Financial services is essentially about counting your money – accounting for what is it doing, and what it can do. For all the consumer friendly advertising campaigns, these financial institutions and managers are more about keeping the personal contact with their clients to a minimum. An annual earnings statement is best. It is not in their interest to show how they manage your investments or portfolio – you might ask too many questions. Social contact is reduced to stock PR mantras: ‘we are rock solid’, and ‘trust us’.

If you are a financial business wanting to actually engage with your customers, find out what they want, let them know what you can do for them – sell your product – then you want to join the social media theatre where the performers and the audience all mix together.

Recent figures in the Isentia Social Media Report shows that 25% of all online time in Australia is spent on social media, that’s 15 in every 60 minutes. Facebook dominates with 58% market penetration. It is not just about the kids organizing their social lives, it goes beyond a generation silos. Business’s big and small now recognise the value of having a presence on Facebook.

The Isentia figures show that the largest and fasted growing demographic in social media is the over 50s – with just over 30% using social media, close to double any other age group, and it is growing.
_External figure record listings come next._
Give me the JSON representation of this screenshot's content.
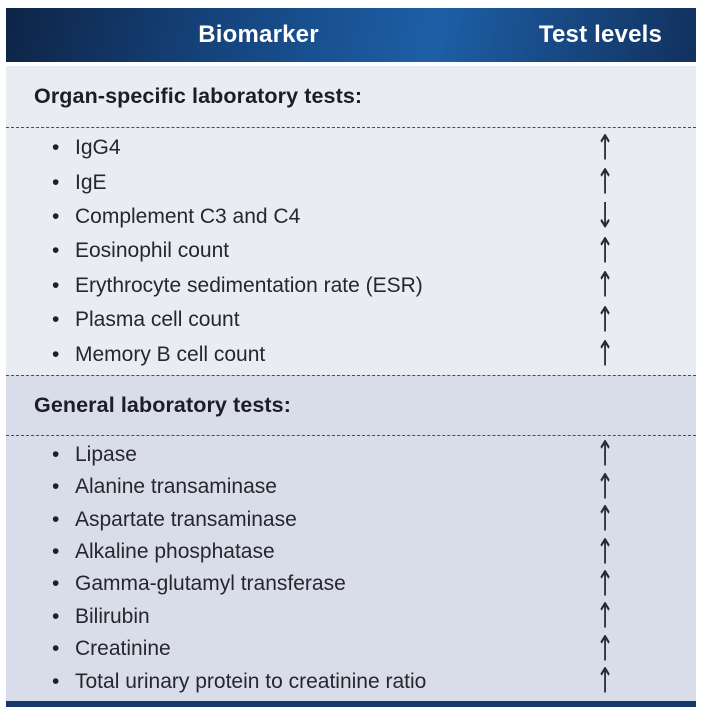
{
  "header": {
    "biomarker": "Biomarker",
    "test_levels": "Test levels"
  },
  "sections": [
    {
      "title": "Organ-specific laboratory tests:",
      "rows": [
        {
          "label": "IgG4",
          "arrow": "↑"
        },
        {
          "label": "IgE",
          "arrow": "↑"
        },
        {
          "label": "Complement C3 and C4",
          "arrow": "↓"
        },
        {
          "label": "Eosinophil count",
          "arrow": "↑"
        },
        {
          "label": "Erythrocyte sedimentation rate (ESR)",
          "arrow": "↑"
        },
        {
          "label": "Plasma cell count",
          "arrow": "↑"
        },
        {
          "label": "Memory B cell count",
          "arrow": "↑"
        }
      ]
    },
    {
      "title": "General laboratory tests:",
      "rows": [
        {
          "label": "Lipase",
          "arrow": "↑"
        },
        {
          "label": "Alanine transaminase",
          "arrow": "↑"
        },
        {
          "label": "Aspartate transaminase",
          "arrow": "↑"
        },
        {
          "label": "Alkaline phosphatase",
          "arrow": "↑"
        },
        {
          "label": "Gamma-glutamyl transferase",
          "arrow": "↑"
        },
        {
          "label": "Bilirubin",
          "arrow": "↑"
        },
        {
          "label": "Creatinine",
          "arrow": "↑"
        },
        {
          "label": "Total urinary protein to creatinine ratio",
          "arrow": "↑"
        }
      ]
    }
  ],
  "colors": {
    "header_gradient_dark": "#0e2446",
    "header_gradient_mid": "#15437c",
    "header_gradient_light": "#1d5fa6",
    "header_gradient_edge": "#12315e",
    "band_organ_specific": "#e9ecf2",
    "band_general": "#d9dde9",
    "dashed_divider": "#4c4c57",
    "bottom_rule": "#16376b"
  }
}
They are not just using it to monitor or keep up with goings-on of their children and grandchildren.

One example is revealing: One third of Australia’s superannuation is held in self-managed super funds, and a clear majority of fund trustees are well over 50 years old. For the most part, these funds are run by mum and dad partnerships, all looking to improve their retirement funds. They have become their own self-supporting, professional investment class, and quick adopters of technology and new media to monitor their assets.

They are also inheriting the social media values of later generations – they want to be able to do it remotely, either at home or on the road in the mobile home, they want access to their investments and answers to their queries in real time, they want greater transparency so it easy to understand the daily progress of their investments. Bring on the pie charts.